Background

The carriage of Salmonella (multidrug‐resistant or antibiotic susceptible) in the lymph system of cattle may contribute to pathogen transmission to consumers via ground beef and may cause foodborne disease if beef is improperly handled during its preparation. The U.S. beef industry has adopted a number of pre‐harvest antimicrobial interventions to reduce the entry of the non‐typhoidal salmonellae into the post‐harvest environment. Bacteriophage (phage) are viruses that infect bacteria and are highly successful predators of bacteria. Phage have been shown to be effective in controlling a wide variety of pathogens in livestock species, including Salmonella in poultry and E. coli O157:H7 in cattle and sheep.

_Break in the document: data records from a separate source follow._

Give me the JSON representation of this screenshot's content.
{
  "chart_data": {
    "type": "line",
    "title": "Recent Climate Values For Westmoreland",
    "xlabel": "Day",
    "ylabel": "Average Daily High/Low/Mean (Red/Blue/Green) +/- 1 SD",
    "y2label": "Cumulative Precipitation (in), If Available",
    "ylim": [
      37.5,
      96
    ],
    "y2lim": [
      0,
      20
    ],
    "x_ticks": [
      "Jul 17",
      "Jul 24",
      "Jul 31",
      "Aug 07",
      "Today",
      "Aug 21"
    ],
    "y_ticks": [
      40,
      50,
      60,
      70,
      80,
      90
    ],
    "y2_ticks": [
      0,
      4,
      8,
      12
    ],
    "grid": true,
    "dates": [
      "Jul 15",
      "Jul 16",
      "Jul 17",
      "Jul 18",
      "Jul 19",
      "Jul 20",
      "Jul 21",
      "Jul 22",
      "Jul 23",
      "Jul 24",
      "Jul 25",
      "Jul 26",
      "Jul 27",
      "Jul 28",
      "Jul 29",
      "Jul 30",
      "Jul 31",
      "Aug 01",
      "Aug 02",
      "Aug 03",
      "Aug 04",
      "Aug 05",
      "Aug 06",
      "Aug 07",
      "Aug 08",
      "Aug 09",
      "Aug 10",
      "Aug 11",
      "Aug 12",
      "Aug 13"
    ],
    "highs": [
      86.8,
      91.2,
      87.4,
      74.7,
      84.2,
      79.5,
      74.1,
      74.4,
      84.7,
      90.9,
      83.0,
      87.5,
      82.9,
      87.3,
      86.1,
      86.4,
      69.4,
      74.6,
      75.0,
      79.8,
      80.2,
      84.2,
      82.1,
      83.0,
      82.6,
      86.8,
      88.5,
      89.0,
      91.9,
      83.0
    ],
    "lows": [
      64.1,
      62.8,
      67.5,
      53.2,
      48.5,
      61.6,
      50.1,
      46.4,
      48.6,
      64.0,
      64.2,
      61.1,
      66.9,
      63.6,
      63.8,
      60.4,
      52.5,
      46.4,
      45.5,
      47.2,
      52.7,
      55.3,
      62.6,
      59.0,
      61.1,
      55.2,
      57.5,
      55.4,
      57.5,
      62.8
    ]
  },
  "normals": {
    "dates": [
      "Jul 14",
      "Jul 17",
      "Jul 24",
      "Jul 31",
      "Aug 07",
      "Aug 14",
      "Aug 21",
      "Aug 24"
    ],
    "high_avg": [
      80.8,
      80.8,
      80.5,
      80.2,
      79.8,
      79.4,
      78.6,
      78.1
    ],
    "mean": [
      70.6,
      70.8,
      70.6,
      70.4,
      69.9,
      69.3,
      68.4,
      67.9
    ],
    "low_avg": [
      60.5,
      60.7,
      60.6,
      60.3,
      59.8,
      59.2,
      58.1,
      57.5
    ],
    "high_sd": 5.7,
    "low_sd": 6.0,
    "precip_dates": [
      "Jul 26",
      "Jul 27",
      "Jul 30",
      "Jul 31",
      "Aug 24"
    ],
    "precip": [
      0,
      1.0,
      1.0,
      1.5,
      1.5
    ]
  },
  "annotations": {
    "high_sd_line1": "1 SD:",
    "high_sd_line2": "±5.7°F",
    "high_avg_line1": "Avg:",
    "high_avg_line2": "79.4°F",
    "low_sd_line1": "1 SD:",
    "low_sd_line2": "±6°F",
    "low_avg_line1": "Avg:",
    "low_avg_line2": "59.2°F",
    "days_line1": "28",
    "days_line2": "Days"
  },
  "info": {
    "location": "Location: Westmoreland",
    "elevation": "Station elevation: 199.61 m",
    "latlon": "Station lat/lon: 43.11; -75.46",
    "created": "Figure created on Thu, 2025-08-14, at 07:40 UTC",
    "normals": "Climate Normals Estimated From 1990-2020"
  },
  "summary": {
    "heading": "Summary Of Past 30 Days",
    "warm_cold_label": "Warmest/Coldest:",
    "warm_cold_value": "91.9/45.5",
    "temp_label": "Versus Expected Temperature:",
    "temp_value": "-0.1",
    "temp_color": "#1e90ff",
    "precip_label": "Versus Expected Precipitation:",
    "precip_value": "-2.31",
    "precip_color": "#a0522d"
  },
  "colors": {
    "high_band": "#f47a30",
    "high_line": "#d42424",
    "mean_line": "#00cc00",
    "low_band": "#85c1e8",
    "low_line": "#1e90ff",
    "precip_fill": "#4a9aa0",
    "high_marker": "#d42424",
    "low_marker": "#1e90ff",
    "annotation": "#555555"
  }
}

The objectives of this research were to: i) sample beef feedyards for the identification of Salmonella Newport‐specific bacteriophage, and; ii) characterize recovered phage for the ability to infect and lyse S. Newport and other serovars of S. enterica as a first step to the design of a novel phage‐based antimicrobial intervention strategy to prevent Salmonella carriage in the lymphoidal tissues of beef cattle.

Methodology

Three beef cattle feedyards located in south Texas were selected for sampling and subsequent Salmonella and phage isolation. Feedyards were chosen from amongst a set of cattle feedyards previously identified to be consistently positive or negative for Salmonella carriage in lymph nodes of cattle presented for harvest. Samples of dropped feces, animal pen soils, feed from feed bunks, and water from troughs were aseptically collected. Procedures for the selective enrichment and isolation of Salmonella from collected samples were adapted from standard methods. A set of 31 Salmonella isolates was selected for serotyping analysis to be representative of Salmonella‐positive feedyards and sample types. Feedyard samples were pooled by subsample to produce 36 composite samples containing the three subsamples collected from each pen and sample type. Samples were enriched for phage by a mixed‐host enrichment procedure. Phage were plated and cultured by the soft agar overlay method. For the isolation of individual phage, enrichments were pooled by pen. Individual plaques were picked from each plate, sub‐cultured and propagated by soft agar overlay.

Findings

The majority of Salmonella isolates were recovered from feedyard 1000, where all sample types yielded Salmonella isolates, though feces and soils samples yielded the greatest variety of Salmonella serovars. In the current study, 5.6% of feedyard 2000 samples were positive for Salmonella and all were from pen soil. Of the isolates submitted for serotyping, 19 were typed as S. Anatum, 4 were S. Montevideo, 4 were S. Muenchen, 2 were S. Altona, and there were one isolate each of S. Kentucky and Kralingen. All 36 samples contained phage active against at least one of the Salmonella hosts tested. Phage‐positive samples were distributed evenly over the three samples feedyard sites, suggesting that phage prevalence is not strongly correlated with culturable Salmonella. In the second round of phage detection using Salmonella isolates obtained from feedyard samples, phages were detected far less frequently, with only 12 of 36 samples yielding detectable phage upon enrichment. The detection of phage in samples appeared to be dependent on both host strain and sample type.

Implications

The identification of phage from environmental and fecal samples in feedyards, regardless of the recovery of viable Salmonella serovars, indicates an ecology exists in which host (Salmonella) and predator (phage) are interacting. If confirmed, such an ecology may be able to be harnessed for the development of novel Salmonella‐targeting pre‐harvest food safety interventions capable of reducing Salmonella prevalence on cattle feedyards and subsequent transmission of the pathogen to consumers via beef.